En el territorio del Valle de Sibundoy hay estrategias de preservación de la cultura y la identidad que son la base para el cuidado de nuestra mamá Alpa, madre tierra.

Estas estrategias van desde el tejido tradicional hasta los procesos de minga, trabajo comunitario y proyectos productivos que potencien los conocimientos propios como el sembrado de árboles nativos y el cuidado y crianza de especies menores. Todo esto lo hacemos también pensando en la soberanía alimentaria, pues la producción del alimento debe ser un pilar para la protección y conservación de nuestra tierra y no una excusa para maltratarla ni destruirla.

Por otro lado, estamos en coordinación con nuestras autoridades, dígase el cabildo, el gobernador y quienes nos representan, pues son la base fundamental de nuestro proceso cultural y organizativo.

 

  1. Desde las comunidades indígenas ¿qué mensaje le das a la sociedad para conectarse con sus raíces y el territorio?

A la sociedad la invito a cuidar y preservar lo nuestro, nuestro territorio colombiano que está lleno de riquezas naturales. La naturaleza es la que mantiene el orden, debemos cuidarla y apoyar a quienes producen localmente, más si somos cuidadores y garantes de la cultura y el medio ambiente.

 Como sociedad nos debemos pensar en comunidad: Común- unidad. Son más las cosas que nos unen que las que nos dividen y eso es lo que deberíamos fortalecer.

Hoy en día vivimos épocas de crisis pero si cada uno aprende a valorar su hogar, su familia, su tierra, estaremos sembrando las bases de un futuro posible. Cuidar la tierra, es cuidar de nosotros mismos. Tenemos que pensar en los que hoy hacemos parte de ella, y en quienes vienen.

Alpamanda uauakuna kanchi, dice mi padre: “hijos de la tierra somos”. Eso implica entender que dependemos de ella para vivir. La tierra donde esté florece, no necesita del ser humano para vivir, pero sí para conservarse.
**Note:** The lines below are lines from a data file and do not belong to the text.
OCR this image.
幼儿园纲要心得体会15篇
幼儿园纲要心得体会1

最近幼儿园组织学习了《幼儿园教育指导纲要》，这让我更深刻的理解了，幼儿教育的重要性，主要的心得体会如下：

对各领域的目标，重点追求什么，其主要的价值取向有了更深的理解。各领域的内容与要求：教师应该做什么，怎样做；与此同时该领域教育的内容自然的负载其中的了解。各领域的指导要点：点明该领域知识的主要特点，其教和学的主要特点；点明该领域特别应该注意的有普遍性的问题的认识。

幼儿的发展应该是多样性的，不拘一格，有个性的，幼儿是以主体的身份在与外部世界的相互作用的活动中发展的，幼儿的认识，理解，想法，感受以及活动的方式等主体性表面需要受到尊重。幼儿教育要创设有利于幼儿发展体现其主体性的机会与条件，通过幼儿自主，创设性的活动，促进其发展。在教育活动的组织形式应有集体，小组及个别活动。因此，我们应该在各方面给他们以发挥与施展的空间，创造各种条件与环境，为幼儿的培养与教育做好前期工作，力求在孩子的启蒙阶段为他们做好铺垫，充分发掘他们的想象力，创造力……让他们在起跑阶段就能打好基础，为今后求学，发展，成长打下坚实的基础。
Así como Doris, son muchas las mujeres -y hombres- que luchan cotidianamente por la preservación y protección de nuestro territorio y medio ambiente. A todas ellas extendemos nuestro profundo agradecimiento y reconocimiento. Seguiremos compartiendo sus historias con la convicción de que podrán inspirar a muchas otras, como lo han hecho con nosotras.

Por su compromiso con la comunidad, la unidad y la transmisión de sus costumbres Doris es, sin lugar a dudas, una Mujer con todas las letra-z.